What does your soul feel like? (19.55)
Ben’s natural interests and abilities in discovering the nature of the self combine with his interest in scientific understandings of different landscapes and places. Though he does not make music with the intention of advocacy, he hopes that his joyful self-expression helps others rediscover their connection with even mundane and lesser-noticed landscapes like sidewalk weeds.
Inspiration begins at home (27.45)
Ben’s new album, The Trouble With Wildnerness, is named after “an argument against conflating wilderness and nature or even wilderness and wildness”. He admits that it took being stuck at home during the pandemic for him to discover the beauty of nature at his doorstep. His new music evokes the smaller features of ecosystems instead of the sweep of landscapes.
Connecting through interpretations (35.36)
Ben considers landscape painters and nature essayists as more his role models than musicians. He finds value in others unexpectedly emotionally resonating with his musical interpretation of nature. “The best thing art can do… [is] providing a point of connection that might otherwise be hard to articulate”, he claims.
“Half of the work of the song is letting it be interpreted by somebody else” (38.50)
Ben is mindful that “there is a lot… that art can do to frame public understanding of what a place is and what it means”, whether positive or negative and could present a narrow or reductive definition of a place too without the artist intending to. However, he appreciates how being interpreted lends his music new meaning and allows him to be a part of his audience’s lives.

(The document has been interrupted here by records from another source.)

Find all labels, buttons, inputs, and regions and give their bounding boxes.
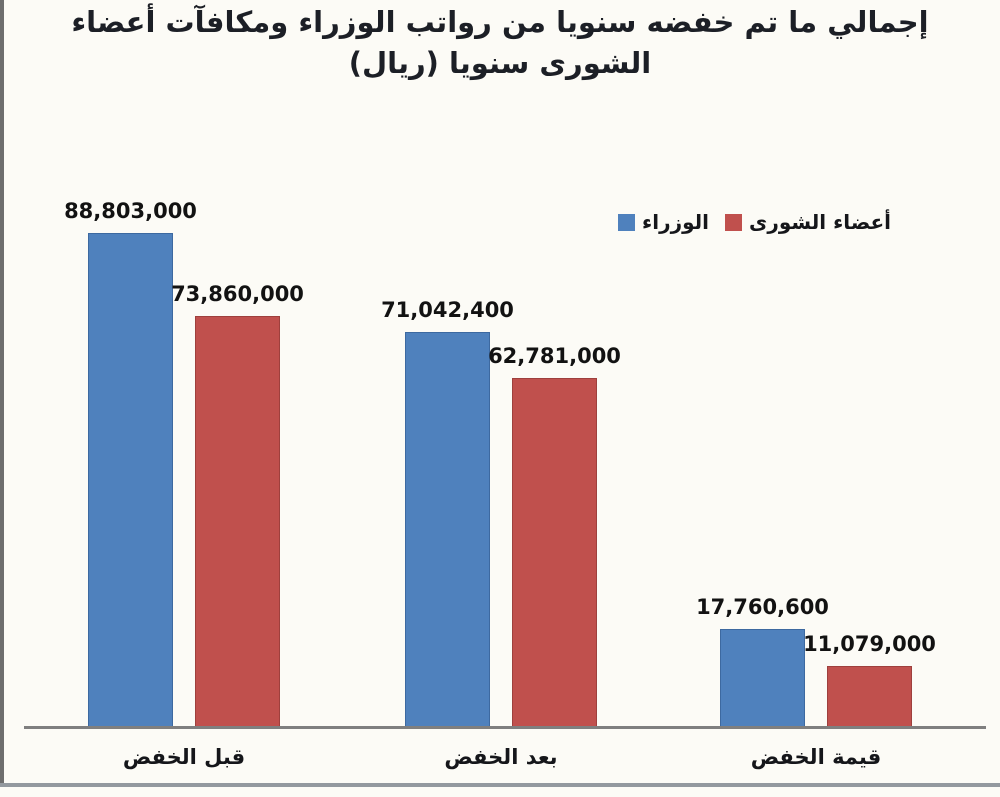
- legend-item-shura-members: أعضاء الشورى: [725, 210, 891, 234]
- legend-item-ministers: الوزراء: [618, 210, 709, 234]
- legend-swatch-shura-members: [725, 213, 743, 231]
- bar-ministers-before-cut: [88, 233, 173, 728]
- legend-label-shura-members: أعضاء الشورى: [749, 210, 892, 234]
- figure-bottom-border: [0, 783, 1000, 787]
- value-label-shura-members-after-cut: 62,781,000: [488, 344, 621, 368]
- category-label-after-cut: بعد الخفض: [444, 745, 558, 769]
- x-axis-line: [24, 726, 986, 729]
- bar-ministers-cut-value: [720, 629, 805, 728]
- bar-shura-members-before-cut: [195, 316, 280, 728]
- bar-shura-members-after-cut: [512, 378, 597, 728]
- value-label-shura-members-cut-value: 11,079,000: [803, 632, 936, 656]
- legend-label-ministers: الوزراء: [642, 210, 710, 234]
- figure-left-border: [0, 0, 4, 783]
- category-label-before-cut: قبل الخفض: [122, 745, 246, 769]
- value-label-ministers-before-cut: 88,803,000: [64, 199, 197, 223]
- bar-shura-members-cut-value: [827, 666, 912, 728]
- chart-legend: الوزراء أعضاء الشورى: [618, 210, 891, 234]
- chart-title: إجمالي ما تم خفضه سنويا من رواتب الوزراء…: [71, 5, 929, 81]
- category-label-cut-value: قيمة الخفض: [750, 745, 882, 769]
- value-label-shura-members-before-cut: 73,860,000: [171, 282, 304, 306]
- value-label-ministers-after-cut: 71,042,400: [381, 298, 514, 322]
- bar-ministers-after-cut: [405, 332, 490, 728]
- legend-swatch-ministers: [618, 213, 635, 231]
- value-label-ministers-cut-value: 17,760,600: [696, 595, 829, 619]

“I write for people and scientists are people” (44.29)
Ben has done a few residencies where he has created music in response to scientific research, using art to communicate his feelings to others, who may find value in his illustration of science. Though he is unaware of any research inspired by his music, he is confident that his music can “do a bit to show the public what science can do”.
“Getting those conversations started makes the world run better” (1.02.47)
Ben believes that the ways in which people act as stewards of one environment or landscape over another have a lot to do with the art they consume about it that has helped frame those places in their minds. He hopes his music compels people to discover and think critically about how they feel about a place, even if it is in disagreement with how he expresses his feelings.